メトロの中は、近過ぎです!
「送らせて」
主任が耳元で囁く。

顔、近いんですけど…
私が身をよじって離そうとしても、そのまま歩こうとする。

どうしよう。困った。

10mくらいそんな状態で進んだ時、突然大きなものに行く手を阻まれた。

顔をあげると…大野課代だった。

助かった。

ホッとしていると、課代は無言で私の手をひき反対方向に歩き始めた。

ビックリしたのは私だけじゃない。
一気にその場の温度が下がった気がした。

川端主任が、大野さんを睨んでる。

「おい。御曹司だかなんだか知らないけど、あんま調子のんなよ」
「……」

いつもニコニコの川端主任のこんな姿初めて見た。
なんか言おうとしたけど、足も口も固まって、動けない。

更に大野さんは冷たい目で
「あ?」
って言い放った。

馬鹿にしたような言い方。
どうしよう。
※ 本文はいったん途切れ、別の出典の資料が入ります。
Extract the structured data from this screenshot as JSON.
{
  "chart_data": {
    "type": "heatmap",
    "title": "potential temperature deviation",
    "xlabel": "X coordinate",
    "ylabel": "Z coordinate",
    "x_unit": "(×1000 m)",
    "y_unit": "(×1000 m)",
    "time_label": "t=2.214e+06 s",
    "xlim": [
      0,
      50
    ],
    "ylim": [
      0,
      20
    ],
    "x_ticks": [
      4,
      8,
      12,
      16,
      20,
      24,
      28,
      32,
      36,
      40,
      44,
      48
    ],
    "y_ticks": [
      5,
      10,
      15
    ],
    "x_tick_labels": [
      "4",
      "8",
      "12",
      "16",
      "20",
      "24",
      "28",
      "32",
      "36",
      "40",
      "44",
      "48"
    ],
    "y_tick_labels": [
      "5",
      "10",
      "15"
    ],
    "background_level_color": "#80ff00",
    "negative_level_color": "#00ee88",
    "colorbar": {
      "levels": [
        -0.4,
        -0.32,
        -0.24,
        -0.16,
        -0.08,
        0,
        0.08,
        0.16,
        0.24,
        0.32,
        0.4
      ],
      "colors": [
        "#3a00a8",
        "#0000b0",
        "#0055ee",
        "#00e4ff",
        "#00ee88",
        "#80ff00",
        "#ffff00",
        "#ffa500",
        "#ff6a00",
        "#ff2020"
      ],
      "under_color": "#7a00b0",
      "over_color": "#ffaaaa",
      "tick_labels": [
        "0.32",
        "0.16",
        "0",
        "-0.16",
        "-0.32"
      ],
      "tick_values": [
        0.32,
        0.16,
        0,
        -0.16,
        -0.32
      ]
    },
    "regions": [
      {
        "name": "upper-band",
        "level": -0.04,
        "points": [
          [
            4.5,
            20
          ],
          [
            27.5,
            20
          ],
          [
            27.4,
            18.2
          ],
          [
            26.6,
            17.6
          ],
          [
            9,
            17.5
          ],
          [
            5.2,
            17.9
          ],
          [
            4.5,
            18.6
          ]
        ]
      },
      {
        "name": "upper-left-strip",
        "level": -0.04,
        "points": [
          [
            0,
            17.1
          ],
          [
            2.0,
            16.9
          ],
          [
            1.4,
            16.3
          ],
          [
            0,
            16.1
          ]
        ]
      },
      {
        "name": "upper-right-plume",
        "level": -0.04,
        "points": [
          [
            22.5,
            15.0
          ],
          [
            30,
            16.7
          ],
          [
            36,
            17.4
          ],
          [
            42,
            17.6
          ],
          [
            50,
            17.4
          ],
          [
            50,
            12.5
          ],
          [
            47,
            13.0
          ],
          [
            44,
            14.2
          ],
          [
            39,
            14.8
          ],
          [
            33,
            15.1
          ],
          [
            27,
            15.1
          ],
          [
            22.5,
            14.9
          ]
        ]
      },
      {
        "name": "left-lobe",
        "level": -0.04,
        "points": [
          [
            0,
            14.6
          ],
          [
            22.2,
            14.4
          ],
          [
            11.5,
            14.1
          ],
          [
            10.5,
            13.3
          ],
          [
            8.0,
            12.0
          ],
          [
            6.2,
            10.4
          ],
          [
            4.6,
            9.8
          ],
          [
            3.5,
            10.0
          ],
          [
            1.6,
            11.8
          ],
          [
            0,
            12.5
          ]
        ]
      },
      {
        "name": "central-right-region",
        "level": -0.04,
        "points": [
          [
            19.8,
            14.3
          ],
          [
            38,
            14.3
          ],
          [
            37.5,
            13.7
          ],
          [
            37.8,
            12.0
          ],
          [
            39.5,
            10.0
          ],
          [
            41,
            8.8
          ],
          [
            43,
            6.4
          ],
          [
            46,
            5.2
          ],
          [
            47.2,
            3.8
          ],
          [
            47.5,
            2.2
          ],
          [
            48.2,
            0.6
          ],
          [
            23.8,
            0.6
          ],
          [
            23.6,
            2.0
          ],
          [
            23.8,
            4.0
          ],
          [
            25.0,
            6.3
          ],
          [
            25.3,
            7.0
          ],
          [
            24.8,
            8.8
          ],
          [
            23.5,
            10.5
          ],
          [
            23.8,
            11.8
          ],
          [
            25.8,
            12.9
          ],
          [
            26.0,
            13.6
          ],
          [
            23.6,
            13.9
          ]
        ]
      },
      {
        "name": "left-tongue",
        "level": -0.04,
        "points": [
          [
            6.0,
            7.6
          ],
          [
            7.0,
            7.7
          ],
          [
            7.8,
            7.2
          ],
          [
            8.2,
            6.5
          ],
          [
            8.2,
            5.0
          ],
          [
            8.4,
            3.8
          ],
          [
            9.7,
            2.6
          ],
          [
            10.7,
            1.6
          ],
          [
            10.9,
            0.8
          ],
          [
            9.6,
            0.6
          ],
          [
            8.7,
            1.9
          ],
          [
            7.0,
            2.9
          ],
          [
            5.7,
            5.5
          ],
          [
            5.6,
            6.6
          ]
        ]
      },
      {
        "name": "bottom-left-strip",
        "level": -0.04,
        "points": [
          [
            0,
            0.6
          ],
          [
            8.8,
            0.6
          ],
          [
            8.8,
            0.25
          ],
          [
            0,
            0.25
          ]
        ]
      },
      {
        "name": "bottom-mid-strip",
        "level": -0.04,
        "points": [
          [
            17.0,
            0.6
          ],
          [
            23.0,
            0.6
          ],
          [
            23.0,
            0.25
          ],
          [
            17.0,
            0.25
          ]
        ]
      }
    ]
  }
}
揉めるのだけは避けなくちゃ。

川端主任が一歩こっちに近寄った。

「あ、あー良かった。
主任、課代と私の家はご近所さんだったんです。
課代、ちょうど良かったです。
タクシーですか?
そうなんですね?
あの、私もご一緒していいですか?
うわー、助かります。
ということで、主任、お疲れ様でした…」

転びそうになりながら、課代の背中を押していった。
後ろは振り向けなかった。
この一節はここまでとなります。